The child had come to the prison with her father’s girlfriend, Diamond Peerman, who is not the girl’s legal guardian. Prison staff members asked the girl to strip after a dog trained to sniff out drugs had lingered on Peerman and the child while they waited in a line with other visitors, according to The Pilot.
The girl, who was not identified, asked Peerman what strip-search means.
“I told her, ‘That means you have to take all of your clothes off or you’re not going to be able to see your dad,’” Peerman told The Pilot. “That’s when she started crying.”
The child agreed to take off her clothes and was allowed to visit her father, who saw her and Peerman through a glass partition, according to the newspaper.
Lisa Kinney, a spokeswoman for the department, confirmed that the search had taken place. She described the incident as “deeply troubling” and a breach of department protocol.
The person who authorized the search of the child violated department policy stating that a minor cannot be searched without the consent of a legal guardian or parent, Kinney said.
“We sincerely apologize to this child and her family and will be taking immediate disciplinary action against the person responsible,” she said in a statement. “We take this matter very seriously.”
Kinney did not identify the staff member or say what kind of action would be taken.
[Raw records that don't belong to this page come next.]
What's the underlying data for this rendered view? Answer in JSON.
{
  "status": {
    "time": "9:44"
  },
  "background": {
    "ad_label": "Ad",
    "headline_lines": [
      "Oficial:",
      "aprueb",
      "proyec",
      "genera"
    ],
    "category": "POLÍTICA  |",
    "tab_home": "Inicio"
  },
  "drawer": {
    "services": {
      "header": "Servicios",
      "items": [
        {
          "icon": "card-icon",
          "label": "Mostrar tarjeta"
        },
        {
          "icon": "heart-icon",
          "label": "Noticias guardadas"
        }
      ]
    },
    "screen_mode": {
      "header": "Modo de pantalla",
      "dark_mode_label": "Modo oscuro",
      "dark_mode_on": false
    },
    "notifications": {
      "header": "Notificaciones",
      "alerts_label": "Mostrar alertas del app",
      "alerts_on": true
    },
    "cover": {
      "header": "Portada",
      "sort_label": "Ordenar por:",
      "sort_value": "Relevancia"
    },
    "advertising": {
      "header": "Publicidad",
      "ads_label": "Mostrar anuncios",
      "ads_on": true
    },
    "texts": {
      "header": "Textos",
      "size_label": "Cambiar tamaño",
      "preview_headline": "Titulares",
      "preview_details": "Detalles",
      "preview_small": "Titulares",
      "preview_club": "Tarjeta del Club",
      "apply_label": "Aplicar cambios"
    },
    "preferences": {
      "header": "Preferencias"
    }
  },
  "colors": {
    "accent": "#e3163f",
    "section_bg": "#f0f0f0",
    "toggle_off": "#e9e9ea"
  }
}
She said strip searches of children were extremely rare.
Prison visitors, including minors who are with their parents or legal guardians, cannot be searched by force but if they refuse, “they shall be denied entry into the facility,” according to the state Department of Corrections’ operating procedures.
Even if the child is accompanied by a legal guardian, the policy is coercive, said Bill Farrar, a spokesman for the American Civil Liberties Union of Virginia.
“You’re telling a child that you don’t get to see your loved one again, potentially ever, if you don’t comply with this very invasive, very humiliating, very traumatizing search,” Farrar said.
The searches must be done by a prison employee of the same gender. Visitors undergoing a search must remove all of their clothing, including wigs or dentures, and give them to the prison staff for inspection.
Once naked, visitors have to spread their legs, bend over, spread their buttocks and squat and cough, according to the policy.
Martin F. Horn, a former commissioner of corrections in New York City and secretary of corrections in Pennsylvania, said it was reasonable for prisons to have a policy of strip-searching visitors, even children, who have made prison employees suspicious.
“It’s not unheard-of for people to take advantage of the innocence of children,” said Horn, who now lectures at the John Jay College of Criminal Justice. “We’ve had drugs smuggled in the diapers of infants. Inmates and their confederates are ingenious and diabolical in terms of the lengths they will go to smuggle contraband into a prison.”
The mistake in Virginia, he added, was failing to first offer the option of a noncontact visit, during which the child could see her father but not touch him.
“If you’re going to give them a noncontact visit, it does obviate the need of the strip search for the 8-year-old,” Horn said.